Sunday, April 2, 2006

A Market Solution to Baseball’s “Asterisk” Problem

As the MLB season opens today, one of the league’s hyped stories is Philadelphia shortstop Jimmy Rollins’ hitting streak. Rollins hit in the last 36 games of the 2005 season; his streak is now the ninth longest in baseball history; with 21 more games-with-hits he will break the one record in baseball that no one thought would be broken: Joe D’s 56-game hitting streak. Oh wait, no he won’t. According to MLB, “If he succeeds, Rollins will be recognized as the holder of the longest hitting streak in Major League history, though DiMaggio will keep the single-season mark.” In other words, Rollins will have a record, but one with an asterisk – much like the asterisk (formerly) on Roger Maris’s single-season homerun record. The Rollins asterisk makes some sense; hits in games at the end of a season (in which teams may be out of contention, or resting players in advance of playoff runs, and thus not deploy their best pitchers and fielders) are not the same as hits in July. Depending on how baseball’s investigation of Barry Bonds ends up, if Bonds breaks the lifetime homerun mark he may have his record *’d as well (* = Bonds was possibly juiced up while hitting a good number of these homers).

I understand baseball’s recent fascination with record-breaking performances. After all, the memorable McGwire-Sosa contest was one of the most important factors in curing baseball of its post-strike blues. Pitching Rollins’s possible “record breaking*” season is an obvious PR ploy aimed at distracting the public from the ongoing steroid investigation.
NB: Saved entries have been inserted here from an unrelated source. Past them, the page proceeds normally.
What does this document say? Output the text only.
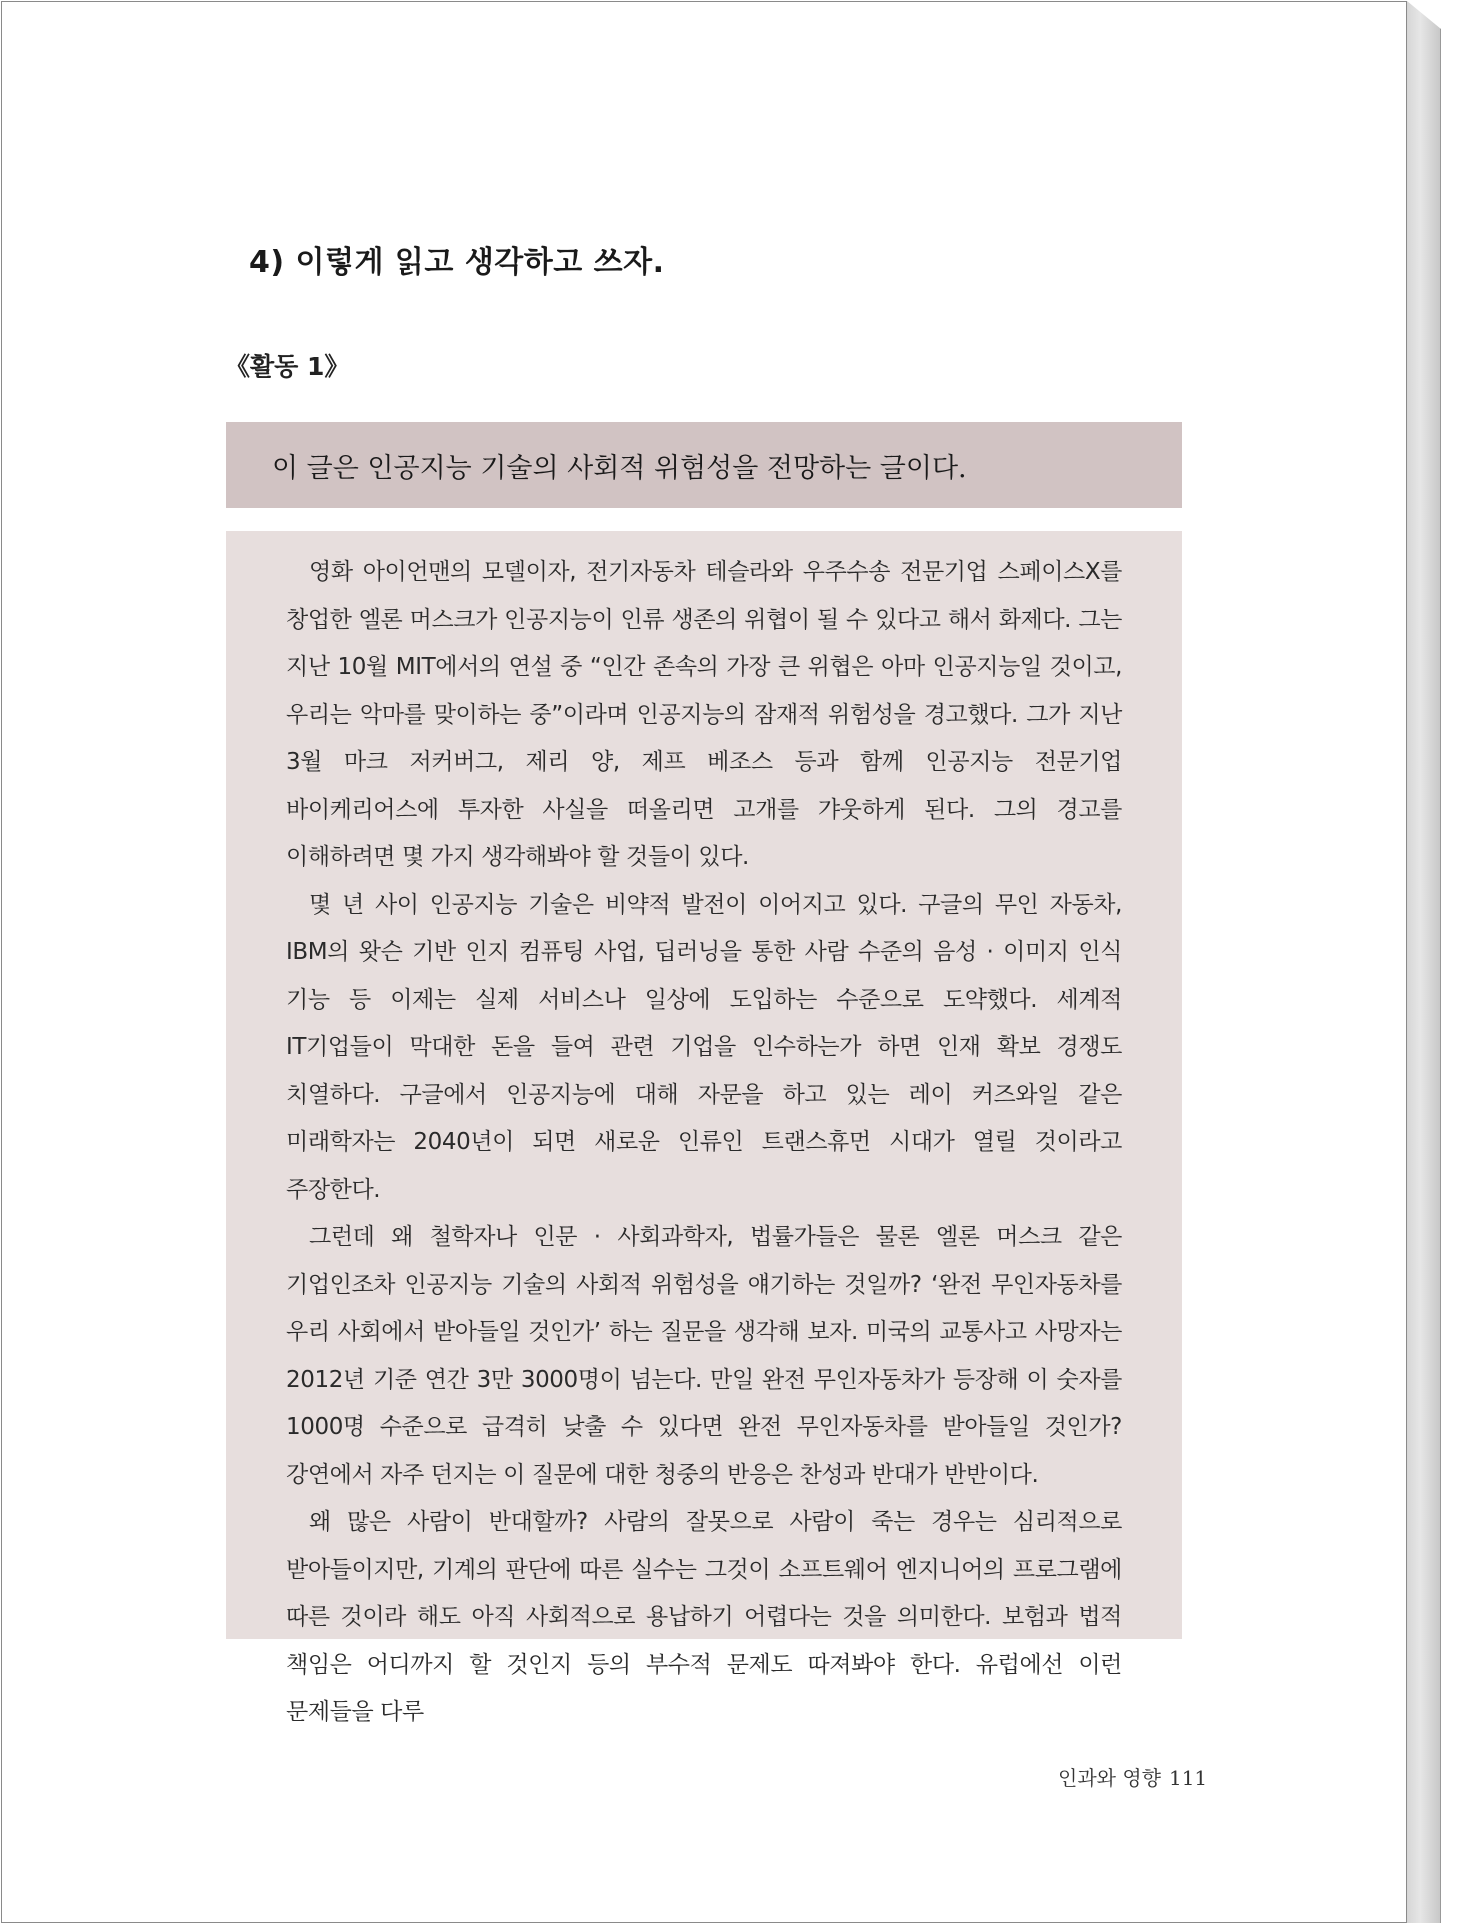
4) 이렇게 읽고 생각하고 쓰자.
《활동 1》
이 글은 인공지능 기술의 사회적 위험성을 전망하는 글이다.

영화 아이언맨의 모델이자, 전기자동차 테슬라와 우주수송 전문기업 스페이스X를 창업한 엘론 머스크가 인공지능이 인류 생존의 위협이 될 수 있다고 해서 화제다. 그는 지난 10월 MIT에서의 연설 중 “인간 존속의 가장 큰 위협은 아마 인공지능일 것이고, 우리는 악마를 맞이하는 중”이라며 인공지능의 잠재적 위험성을 경고했다. 그가 지난 3월 마크 저커버그, 제리 양, 제프 베조스 등과 함께 인공지능 전문기업 바이케리어스에 투자한 사실을 떠올리면 고개를 갸웃하게 된다. 그의 경고를 이해하려면 몇 가지 생각해봐야 할 것들이 있다.

몇 년 사이 인공지능 기술은 비약적 발전이 이어지고 있다. 구글의 무인 자동차, IBM의 왓슨 기반 인지 컴퓨팅 사업, 딥러닝을 통한 사람 수준의 음성 · 이미지 인식 기능 등 이제는 실제 서비스나 일상에 도입하는 수준으로 도약했다. 세계적 IT기업들이 막대한 돈을 들여 관련 기업을 인수하는가 하면 인재 확보 경쟁도 치열하다. 구글에서 인공지능에 대해 자문을 하고 있는 레이 커즈와일 같은 미래학자는 2040년이 되면 새로운 인류인 트랜스휴먼 시대가 열릴 것이라고 주장한다.

그런데 왜 철학자나 인문 · 사회과학자, 법률가들은 물론 엘론 머스크 같은 기업인조차 인공지능 기술의 사회적 위험성을 얘기하는 것일까? ‘완전 무인자동차를 우리 사회에서 받아들일 것인가’ 하는 질문을 생각해 보자. 미국의 교통사고 사망자는 2012년 기준 연간 3만 3000명이 넘는다. 만일 완전 무인자동차가 등장해 이 숫자를 1000명 수준으로 급격히 낮출 수 있다면 완전 무인자동차를 받아들일 것인가? 강연에서 자주 던지는 이 질문에 대한 청중의 반응은 찬성과 반대가 반반이다.

왜 많은 사람이 반대할까? 사람의 잘못으로 사람이 죽는 경우는 심리적으로 받아들이지만, 기계의 판단에 따른 실수는 그것이 소프트웨어 엔지니어의 프로그램에 따른 것이라 해도 아직 사회적으로 용납하기 어렵다는 것을 의미한다. 보험과 법적 책임은 어디까지 할 것인지 등의 부수적 문제도 따져봐야 한다. 유럽에선 이런 문제들을 다루

인과와 영향 111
Instead of adding *’s after records, some of which are defensible while others are not, MLB should get out of the business of assigning “official” record-holder status to any of its current or former players, and ignore that records exist or are broken. Instead, MLB should let the market decide which are the “definitive” records and who holds them. Various private companies, with a profit motive, can offer their own “definitive” records for public and media consumption. Guinness can get in the game; so can U.S. News and World Report. Bonds may break the career home-run record; but if the public “rejects” that record as definitive (or rejects Rollins’ multi-season streak as being a streak at all) by way of choices made by the market, MLB won't need to slap Bonds with a *.